O benzimento, prática ancestral presente em diversas culturas, segue vivo no Brasil por meio das benzedeiras guardiãs de um saber popular que atravessa gerações. Em Minas Gerais, essa tradição pode ganhar novo fôlego com o Projeto de Lei (PL 2024/2024), que propõe reconhecer as benzedeiras e a benzeção como patrimônio cultural imaterial do estado. A proposta, de autoria da deputada estadual Ione Pinheiro (União), tramita na Comissão de Constituição e Justiça da Assembleia Legislativa.

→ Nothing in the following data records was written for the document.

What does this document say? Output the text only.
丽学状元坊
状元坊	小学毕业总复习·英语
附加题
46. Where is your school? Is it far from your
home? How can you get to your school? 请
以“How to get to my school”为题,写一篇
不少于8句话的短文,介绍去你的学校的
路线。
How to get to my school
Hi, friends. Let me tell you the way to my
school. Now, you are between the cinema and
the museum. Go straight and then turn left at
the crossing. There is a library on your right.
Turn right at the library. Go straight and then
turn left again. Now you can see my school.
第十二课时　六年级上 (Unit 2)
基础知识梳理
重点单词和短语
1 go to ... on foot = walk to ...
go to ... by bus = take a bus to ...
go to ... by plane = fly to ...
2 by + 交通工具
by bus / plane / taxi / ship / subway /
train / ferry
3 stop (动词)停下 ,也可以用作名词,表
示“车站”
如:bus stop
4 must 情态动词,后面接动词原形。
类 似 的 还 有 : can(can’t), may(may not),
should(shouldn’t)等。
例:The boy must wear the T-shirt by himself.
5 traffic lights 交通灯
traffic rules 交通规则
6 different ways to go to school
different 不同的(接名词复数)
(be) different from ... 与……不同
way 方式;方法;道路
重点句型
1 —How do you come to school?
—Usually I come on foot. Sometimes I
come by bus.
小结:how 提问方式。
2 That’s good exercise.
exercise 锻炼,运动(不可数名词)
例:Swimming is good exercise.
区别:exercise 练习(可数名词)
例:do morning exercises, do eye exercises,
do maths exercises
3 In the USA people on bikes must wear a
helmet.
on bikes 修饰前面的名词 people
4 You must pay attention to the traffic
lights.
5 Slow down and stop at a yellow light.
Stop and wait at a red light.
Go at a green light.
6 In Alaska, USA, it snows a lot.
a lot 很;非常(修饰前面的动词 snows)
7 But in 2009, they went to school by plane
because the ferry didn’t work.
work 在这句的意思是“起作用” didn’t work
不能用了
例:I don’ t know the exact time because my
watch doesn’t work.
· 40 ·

A prática do benzimento no Brasil surgiu da fusão de diferentes tradições. Mistura rezas católicas trazidas pelos portugueses, saberes indígenas relacionados ao uso de ervas e rituais de cura, além de influências das matrizes africanas. Esse sincretismo se consolidou como forma de cuidado em comunidades carentes de assistência médica, onde a fé e a sabedoria popular eram, muitas vezes, as únicas alternativas disponíveis.
Atualmente, a benzeção é reconhecida oficialmente em algumas localidades. A benzeção da Comunidade Quilombola dos Arturos, em Contagem, por exemplo, é registrada como Patrimônio Cultural Imaterial e inscrita no livro das celebrações do Instituto do Patrimônio Histórico e Artístico de Minas Gerais (Iepha-MG) desde 2014.
Mais do que um ato religioso, o benzimento é visto como gesto de acolhimento, afeto e cuidado. Uma pesquisa realizada pelo Instituto Datafolha em 2020 mostrou que 40% dos brasileiros acreditam em práticas de cura espiritual como passes, rezas e benzimentos número que pode ser ainda maior hoje, diante do crescente interesse por espiritualidade, terapias alternativas e saúde mental.
Embora alguns apontem que a tradição das benzedeiras está desaparecendo, há quem defenda que ela está, na verdade, se transformando para acompanhar os novos tempos. Um exemplo disso é a psicoterapeuta e benzedeira Katherine Borborema, de 44 anos, que aprendeu a benzer ainda criança, no colo da avó. A tradição veio de família: sua mãe também era benzedeira. Hoje, Katherine realiza atendimentos online e por telefone, adaptando a prática aos formatos modernos de cuidado.
Para ela, o benzimento pode se integrar a terapias contemporâneas como o reiki e a constelação familiar. Em seu consultório, a prática tradicional é associada a abordagens energéticas mais conhecidas no meio terapêutico atual. “A pessoa está ali deitada recebendo energizações e, de repente, se eu sentir necessidade, já faço o benzimento nela”, relata Katherine, que atende pacientes de outros estados e até celebridades como os cantores Gabi Martins e Tierry, e a ex-BBB Letícia Santiago.
Entre os benefícios do benzimento, ela destaca: afastar energias negativas e cargas pesadas, proteção contra inveja e quebranto, fortalecimento da fé, alívio de dores físicas e espirituais, redução da ansiedade, sensação de acolhimento e equilíbrio emocional. Segundo ela, muitos pacientes também relatam melhora no sono e na imunidade.
Enquanto a ciência busca respostas para as questões da mente e do corpo, o benzimento permanece como uma forma de cuidado que une espiritualidade, escuta e conexão com o sagrado. A tradição se mostra resistente e, ao mesmo tempo, adaptável, mantendo viva uma herança ancestral que segue confortando e protegendo aqueles que acreditam em sua força.
Com a possibilidade de se tornar patrimônio cultural imaterial de Minas Gerais, a prática ganha visibilidade e reconhecimento oficial, reafirmando seu valor histórico, social e espiritual para as comunidades mineiras e brasileiras.